却不料刚出来便撞见了金光瑶与一位弟子低着头窃窃私语的画面,顿时心中困惑,提步上前:“阿瑶?”
两人同时抬头,那弟子面色一变,神情慌张,金光瑶低声催促他:“快去快去。”
那弟子小心翼翼看了金子轩一眼,便赶忙转身离开了。
金子轩眉头一皱,缓步走下台阶:“阿瑶,你在这干什么?怎么了?”
“没事、没事……”金光瑶低垂着头,眼神躲闪。
金子轩接着刨根问底:“阿瑶,你说谎的时候眼睛都不敢看我,快说,到底发生了什么事?”
金光瑶咬了咬牙,面露难色。
金子轩上前一步,继续催促:“阿瑶!”
金光瑶终于张了口:“都怪我,一时不察竟让、让子勋带了人出去……”
“去了哪里?”金子轩追问。
金光瑶道:“还能去哪儿?去穷奇道堵魏无羡去了。”
“什么?!”金子轩面色一变,有些气急的道,“你怎么不拦住他呢?!”
金光瑶面露委屈:“我哪里知道,他只说要出去,我、我又管不了他……”
金子轩不做他想,提步越过金光瑶大步流星往外走去:“我去追他。”
金光瑶随即转身,目送他的背影逐渐远去,悄然松了口气,随后转头看向斗妍厅,却见门边不知何时倚了一人,他笑着抬手向他行礼:“张公子怎么出来了?宴席似乎还未结束……”
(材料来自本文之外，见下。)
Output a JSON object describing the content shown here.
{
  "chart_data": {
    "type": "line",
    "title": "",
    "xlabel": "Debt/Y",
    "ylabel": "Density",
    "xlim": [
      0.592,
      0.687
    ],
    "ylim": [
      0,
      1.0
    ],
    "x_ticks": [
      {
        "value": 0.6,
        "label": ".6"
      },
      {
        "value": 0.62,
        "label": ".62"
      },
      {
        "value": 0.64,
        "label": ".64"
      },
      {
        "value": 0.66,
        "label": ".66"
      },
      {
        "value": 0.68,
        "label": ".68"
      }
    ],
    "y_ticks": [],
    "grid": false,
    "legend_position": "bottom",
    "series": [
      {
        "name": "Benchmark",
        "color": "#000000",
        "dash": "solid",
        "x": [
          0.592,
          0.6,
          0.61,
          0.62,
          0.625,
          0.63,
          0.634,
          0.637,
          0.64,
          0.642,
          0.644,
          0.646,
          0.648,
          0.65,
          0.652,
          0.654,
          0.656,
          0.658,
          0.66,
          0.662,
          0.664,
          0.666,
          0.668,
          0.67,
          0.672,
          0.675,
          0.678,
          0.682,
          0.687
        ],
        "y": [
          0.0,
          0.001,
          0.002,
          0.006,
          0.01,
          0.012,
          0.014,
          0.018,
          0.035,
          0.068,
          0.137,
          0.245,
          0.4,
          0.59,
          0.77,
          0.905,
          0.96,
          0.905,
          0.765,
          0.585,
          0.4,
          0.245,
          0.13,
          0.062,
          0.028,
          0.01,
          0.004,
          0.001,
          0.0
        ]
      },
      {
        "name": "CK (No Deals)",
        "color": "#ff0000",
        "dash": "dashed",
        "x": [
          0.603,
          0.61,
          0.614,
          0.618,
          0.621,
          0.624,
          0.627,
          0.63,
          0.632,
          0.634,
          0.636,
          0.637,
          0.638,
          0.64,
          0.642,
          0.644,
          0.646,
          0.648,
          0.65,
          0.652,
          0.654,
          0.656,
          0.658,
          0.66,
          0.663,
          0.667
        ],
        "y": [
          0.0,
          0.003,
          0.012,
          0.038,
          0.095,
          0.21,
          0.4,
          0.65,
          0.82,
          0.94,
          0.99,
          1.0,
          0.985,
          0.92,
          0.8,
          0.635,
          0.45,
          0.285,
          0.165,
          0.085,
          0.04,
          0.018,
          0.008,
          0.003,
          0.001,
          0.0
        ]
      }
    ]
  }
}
张起灵眼神平淡如水,就这么看了他片刻,语气淡淡的道:“很无聊。”
金光瑶面色一滞,随后恢复如常,脸上挂了一丝略含歉意的笑:“金麟台招待不周,还请公子海涵。”
张起灵淡淡应了一声,长腿一迈,三两步便与他擦肩而过。
金光瑶转头看去,却只看到一个清瘦的背影一步步离开金麟台,不由心中恍惚。
正在失神之际,身后传来一声轻唤:“敛芳尊。”
金光瑶脸上熟练挂上笑容,抬手回礼:“含光君。”
蓝忘机放下手,开口问询:“方才可是发生了何事?”
金光瑶神色自若摇了摇头:“不曾。”
蓝忘机闻言点了点头,随即又问道:“敛芳尊,怎不进去?”
金光瑶闻言,面露难色摇了摇头。
见他摇头,蓝忘机虽然不解,却也不再多问,抬手行礼后,便提步越过他,追着张起灵离去。